Literaturgefluester

2014-01-19

Ein Kind

Filed under: Uncategorized — jancak @ 00:02

Das zweite Buch aus der Abverkaufskiste der Buchhandlung Reichmann ist ein sehr berühmtes, nämlich Thomas Bernhards Autobiografie, die einem der Freunde der Anna sehr gefallen hat.
Mir auch, denn der berühmte Dichter hat ja eine sehr klare Sprache und das was er da von seiner Kindheit berichtet, ist auch sehr beeindruckend, wenn ich auch anläßlich eines Bernhardjahrs einmal einen Germanisten sagen hörte, daß er da in Holland nicht wirklich in einer Hängematte am Meer gelegen hätte. Die typischen Bernhardschen Sprachwenungen, „das Fürchterlichste vom Fürchsterlichsten“ kommen auch gelegentlich vor, sind aber in der Dichtheit der Erzählung als nicht so schlimm zu lesen.
Wieder einmal eine Autobiografie. die mir gefällt, die vom MRR hat es ja auch getan.

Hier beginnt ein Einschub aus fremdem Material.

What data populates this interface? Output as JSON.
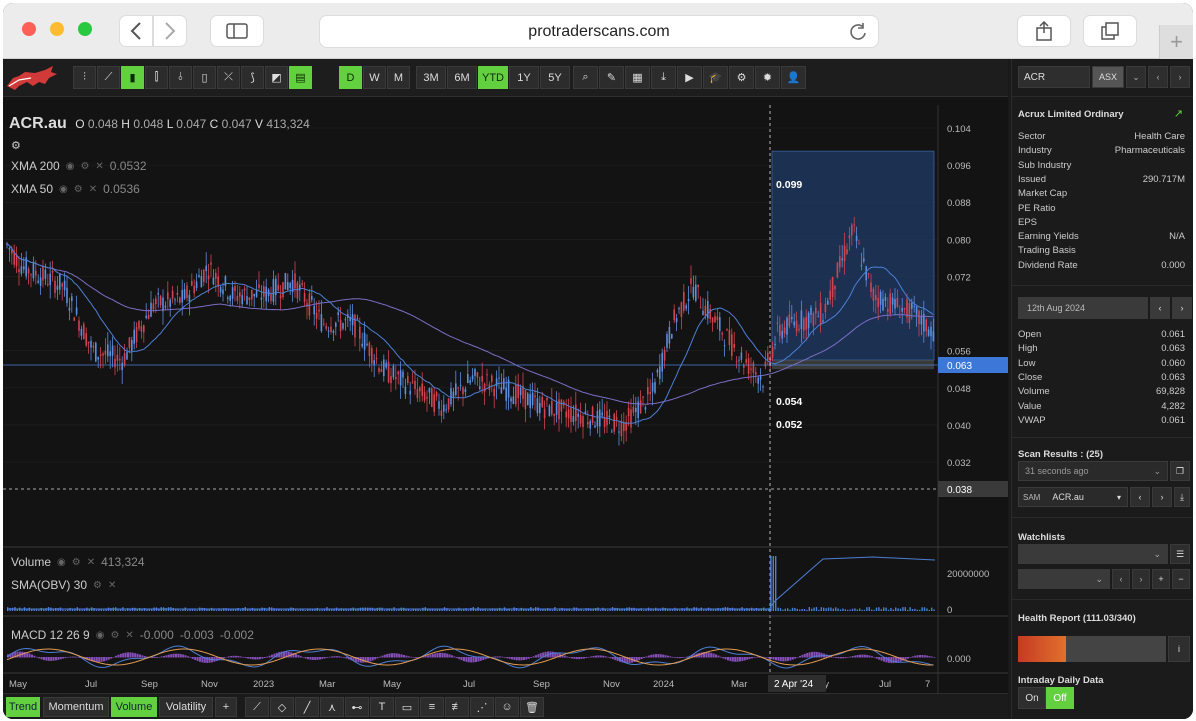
{
  "browser": {
    "url": "protraderscans.com"
  },
  "toolbar": {
    "periods": [
      "D",
      "W",
      "M"
    ],
    "ranges": [
      "3M",
      "6M",
      "YTD",
      "1Y",
      "5Y"
    ],
    "search_value": "ACR",
    "exchange": "ASX"
  },
  "chart": {
    "symbol": "ACR.au",
    "ohlc": {
      "o": "0.048",
      "h": "0.048",
      "l": "0.047",
      "c": "0.047",
      "v": "413,324"
    },
    "xma200": {
      "label": "XMA 200",
      "value": "0.0532"
    },
    "xma50": {
      "label": "XMA 50",
      "value": "0.0536"
    },
    "price_ticks": [
      "0.104",
      "0.096",
      "0.088",
      "0.080",
      "0.072",
      "0.056",
      "0.048",
      "0.040",
      "0.032"
    ],
    "last_price": "0.063",
    "crosshair_price": "0.038",
    "box_high": "0.099",
    "box_mid": "0.054",
    "box_low": "0.052",
    "volume": {
      "label": "Volume",
      "value": "413,324",
      "obv_label": "SMA(OBV) 30",
      "ticks": [
        "20000000",
        "0"
      ]
    },
    "macd": {
      "label": "MACD 12 26 9",
      "values": [
        "-0.000",
        "-0.003",
        "-0.002"
      ],
      "tick": "0.000"
    },
    "x_labels": [
      "May",
      "Jul",
      "Sep",
      "Nov",
      "2023",
      "Mar",
      "May",
      "Jul",
      "Sep",
      "Nov",
      "2024",
      "Mar",
      "May",
      "Jul",
      "7"
    ],
    "crosshair_date": "2 Apr '24",
    "colors": {
      "up": "#5b8fe0",
      "down": "#d4434f",
      "accent": "#63d13f",
      "box": "#1f3a66"
    }
  },
  "bottom_tabs": [
    "Trend",
    "Momentum",
    "Volume",
    "Volatility",
    "+"
  ],
  "sidebar": {
    "company": "Acrux Limited Ordinary",
    "info": [
      {
        "k": "Sector",
        "v": "Health Care"
      },
      {
        "k": "Industry",
        "v": "Pharmaceuticals"
      },
      {
        "k": "Sub Industry",
        "v": ""
      },
      {
        "k": "Issued",
        "v": "290.717M"
      },
      {
        "k": "Market Cap",
        "v": ""
      },
      {
        "k": "PE Ratio",
        "v": ""
      },
      {
        "k": "EPS",
        "v": ""
      },
      {
        "k": "Earning Yields",
        "v": "N/A"
      },
      {
        "k": "Trading Basis",
        "v": ""
      },
      {
        "k": "Dividend Rate",
        "v": "0.000"
      }
    ],
    "date": "12th Aug 2024",
    "daily": [
      {
        "k": "Open",
        "v": "0.061"
      },
      {
        "k": "High",
        "v": "0.063"
      },
      {
        "k": "Low",
        "v": "0.060"
      },
      {
        "k": "Close",
        "v": "0.063"
      },
      {
        "k": "Volume",
        "v": "69,828"
      },
      {
        "k": "Value",
        "v": "4,282"
      },
      {
        "k": "VWAP",
        "v": "0.061"
      }
    ],
    "scan_title": "Scan Results : (25)",
    "scan_time": "31 seconds ago",
    "scan_tag": "SAM",
    "scan_symbol": "ACR.au",
    "watchlists": "Watchlists",
    "health": "Health Report (111.03/340)",
    "intraday": "Intraday Daily Data",
    "on": "On",
    "off": "Off"
  }
}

Ich bin, wie schon beschrieben, kein unbedingter Bernhard-Fan, auch wenn ich vor zwanzig dreißig Jahren seine Romane, wie „Holzfällen“ oder „Alte Meister“ sehr begierig gelesen habe.

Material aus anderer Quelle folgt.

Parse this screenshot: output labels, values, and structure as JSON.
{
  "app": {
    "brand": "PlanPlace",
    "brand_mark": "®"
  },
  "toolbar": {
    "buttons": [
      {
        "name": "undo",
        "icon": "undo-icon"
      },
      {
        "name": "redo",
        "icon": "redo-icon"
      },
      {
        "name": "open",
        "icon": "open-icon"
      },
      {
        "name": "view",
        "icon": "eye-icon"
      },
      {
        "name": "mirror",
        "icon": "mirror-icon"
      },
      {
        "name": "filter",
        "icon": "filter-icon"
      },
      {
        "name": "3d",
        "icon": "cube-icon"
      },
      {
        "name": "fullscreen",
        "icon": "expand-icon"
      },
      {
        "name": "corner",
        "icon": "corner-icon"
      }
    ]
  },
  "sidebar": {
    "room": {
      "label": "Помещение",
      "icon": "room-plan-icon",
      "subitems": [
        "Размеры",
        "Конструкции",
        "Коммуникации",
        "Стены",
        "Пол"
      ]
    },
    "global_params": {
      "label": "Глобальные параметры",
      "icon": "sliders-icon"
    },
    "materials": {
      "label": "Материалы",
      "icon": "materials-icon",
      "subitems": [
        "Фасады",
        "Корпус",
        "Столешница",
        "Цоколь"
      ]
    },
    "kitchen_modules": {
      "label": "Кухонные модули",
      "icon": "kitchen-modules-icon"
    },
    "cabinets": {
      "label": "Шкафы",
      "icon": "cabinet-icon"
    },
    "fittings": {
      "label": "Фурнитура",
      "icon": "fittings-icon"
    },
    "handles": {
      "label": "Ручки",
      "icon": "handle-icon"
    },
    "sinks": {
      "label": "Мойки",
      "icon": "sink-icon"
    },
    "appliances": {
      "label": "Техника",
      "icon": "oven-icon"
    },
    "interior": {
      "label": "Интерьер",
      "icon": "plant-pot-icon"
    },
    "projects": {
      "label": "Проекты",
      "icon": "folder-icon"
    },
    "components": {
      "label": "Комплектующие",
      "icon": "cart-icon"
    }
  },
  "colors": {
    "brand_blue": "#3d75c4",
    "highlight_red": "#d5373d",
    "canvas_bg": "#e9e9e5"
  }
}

Die Erzählung beginnt, als der Achtjährige mit dem Waffenrad seines Vormundes, der sich in dieser Zeit in Kriegseinsatz befindet, Bernhard wurde ja 1931 in den Niederlanden geboren wurde, von Traunstein zu seiner Tante nach Salzburg fahren will.
Er ist von der Schule ausbüchst, denn er ist ein schlechter Schüler, das wird später noch beschrieben, kann nicht radfahren, verletzt sich auch am Bein, schafft es aber bis fast ans Ziel. Nur hat er keine Ahnung von der Adresse der Tante, so geht er in ein Gasthaus, wird dort versorgt und von zwei Buben wieder zurückgebracht. Traut sich in der Nacht aber nicht in das Haus der Mutter, so geht er nach Ettendorf, wo der gebliebte Großvater Johannes Freumbichler in einem Bauernhof wohnt und der bringt ihn dann zurück.

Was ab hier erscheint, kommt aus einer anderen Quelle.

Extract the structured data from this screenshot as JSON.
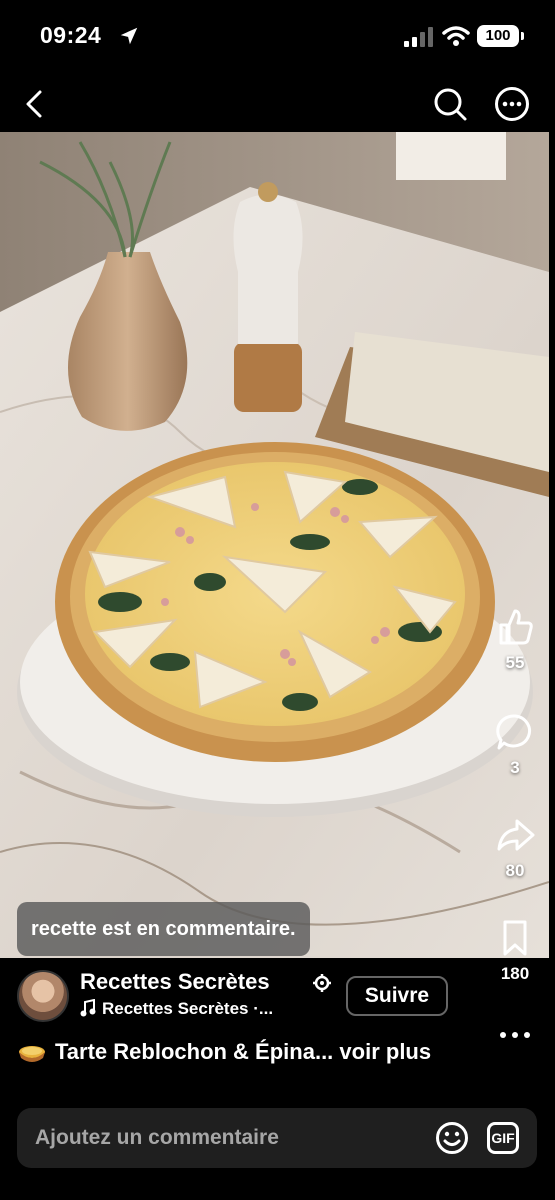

Denn er ist der Liebling des Großvaters und der ist ein Anarchist, hält das Schulschwänzen für nicht so schlimm und alle Lehrer für Idioten.
Thomas Bernhard war ein unehliches Kind, die Mutter, die damit nicht fertig wurde und den kleinen Thomas auch oft schlug, hat ihn in Holland zur Welt gebracht, dort ein Jahr als Hausgehilfin gearbeitet und das Kind auf ein Schiff in Pflege gegeben, dann ging es nach Wien zu den Großeltern, die in der Wernhardtstraße, nahe dem Wilhelminenspitals, wo auch meine Großmutter wohnte, lebte und dann nach Seekirchen am Wallersee.
Das Leben am Land, die katholische Kirche, die Gewalt, die Kinder werden in der Schule und auch zu Hause mit dem Ochsenziemer geschlagen, wird sehr eindrücklich geschildert. Auch die Freunde des kleinen Thomas, aus denen später nichts „Richtiges“ geworden ist, der Gedanke an Selbstmord, werden thematisiert.
In der Schule war er in der ersten Klasse der Liebling der Lehrerin, bei dem späteren Lehrer war das nicht mehr so. In der dritten Klasse ging die Familie der Arbeit wegen nach Traunstein, dort war er der „Esterreicher“, aber das gab es dann ja nicht mehr lang.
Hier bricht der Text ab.